A crowd with posters denouncing “internet censorship” gathered on Saturday in Speakers’ Corner at Hong Lim Park to demand the withdrawal of the policy. The peaceful demonstration in the Southeast Asian city-state was organized by a group of bloggers called “Free My Internet.”
The message of the gathering – “the government must trust us, and stop treating us like babies,” said Choo Zheng Xi, the group’s spokesperson. “It is an international embarrassment when governments around the world are working to deregulate the Internet, and Singapore, one of the wealthiest nations per capita, is going in the opposite direction,” the activist told AFP.
Under the rules that came into force in June, news websites must obtain annual licenses if they have over 50,000 unique visitors from Singapore every month and publish at least one weekly article on the island’s news over a period of two months.

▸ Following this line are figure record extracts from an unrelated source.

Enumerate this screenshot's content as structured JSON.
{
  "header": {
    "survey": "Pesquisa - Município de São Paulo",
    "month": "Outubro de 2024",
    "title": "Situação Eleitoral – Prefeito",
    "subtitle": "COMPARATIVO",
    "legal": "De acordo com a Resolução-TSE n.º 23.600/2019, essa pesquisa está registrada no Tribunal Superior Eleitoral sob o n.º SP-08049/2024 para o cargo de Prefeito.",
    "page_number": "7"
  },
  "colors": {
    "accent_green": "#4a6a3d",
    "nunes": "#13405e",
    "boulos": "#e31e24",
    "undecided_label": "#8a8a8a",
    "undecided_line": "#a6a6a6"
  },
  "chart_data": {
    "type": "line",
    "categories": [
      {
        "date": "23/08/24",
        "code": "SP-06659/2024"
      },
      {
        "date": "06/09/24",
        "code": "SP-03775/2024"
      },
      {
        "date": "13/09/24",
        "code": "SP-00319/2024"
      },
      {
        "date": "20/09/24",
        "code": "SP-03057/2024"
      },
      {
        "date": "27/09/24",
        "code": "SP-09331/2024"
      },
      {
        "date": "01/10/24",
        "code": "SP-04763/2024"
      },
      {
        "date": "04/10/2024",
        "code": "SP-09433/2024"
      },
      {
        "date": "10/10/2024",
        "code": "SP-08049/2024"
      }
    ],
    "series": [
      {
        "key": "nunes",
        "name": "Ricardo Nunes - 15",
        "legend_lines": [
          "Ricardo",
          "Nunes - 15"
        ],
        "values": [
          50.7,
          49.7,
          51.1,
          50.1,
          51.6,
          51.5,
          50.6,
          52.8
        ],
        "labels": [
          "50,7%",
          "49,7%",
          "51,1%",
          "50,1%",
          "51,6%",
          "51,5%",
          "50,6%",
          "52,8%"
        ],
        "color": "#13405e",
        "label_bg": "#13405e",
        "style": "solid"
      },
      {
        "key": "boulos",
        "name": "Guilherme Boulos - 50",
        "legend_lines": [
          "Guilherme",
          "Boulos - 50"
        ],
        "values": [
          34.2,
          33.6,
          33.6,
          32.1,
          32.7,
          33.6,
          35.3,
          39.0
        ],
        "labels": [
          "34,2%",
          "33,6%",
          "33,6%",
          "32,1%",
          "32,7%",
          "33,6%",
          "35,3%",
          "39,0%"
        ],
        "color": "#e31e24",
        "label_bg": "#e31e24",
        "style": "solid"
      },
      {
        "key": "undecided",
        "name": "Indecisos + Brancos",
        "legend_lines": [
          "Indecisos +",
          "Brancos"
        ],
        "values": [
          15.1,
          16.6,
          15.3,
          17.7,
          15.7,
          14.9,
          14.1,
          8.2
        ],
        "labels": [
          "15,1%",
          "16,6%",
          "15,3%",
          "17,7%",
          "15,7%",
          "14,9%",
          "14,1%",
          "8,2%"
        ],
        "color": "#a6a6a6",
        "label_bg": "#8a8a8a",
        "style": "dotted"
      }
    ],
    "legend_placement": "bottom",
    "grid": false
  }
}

To get the license, they must pay about $39,500. Also, licensed sources will be subjected to government control and will have to remove banned content – such as articles that undermine “racial or religious harmony” – within 24 hours after they get a notification from Singapore’s media regulator.
The new regulations have sparked fierce criticism among the city-state’s internet community who accused the government of attempts to introduce online media censorship. Authorities, in response, assured web-users that their personal blogs and many news commentary website will not be affected.
According to Information Minister Yaacob Ibrahim, the websites that are required to get licenses will “have to conform to certain minimum standards as far as we are concerned, and we think it’s not as onerous as what’s been made up by some people online,” he said earlier this week, as cited by AP.
The new regulation affects ten websites so far, including Yahoo! News in Singapore.
A day earlier, some 162 websites blacked out their content in protest against the licensing rules, Asia One reported. Most of the sites replaced their homepages with a “Free My Internet” message on black screen and information on the Saturday rally.
Human Rights Watch also criticized the move in a statement on Friday, saying that the Singapore licensing policy “casts a chill over the city-state’s robust and free-wheeling online communities,” and will limit Singaporeans’ access to independent media.
“Singapore is placing its status as a world-class financial center at clear risk by extending its record of draconian media censorship to the digital world,” said Cynthia Wong, senior internet researcher at Human Rights Watch, as quoted by Reuters.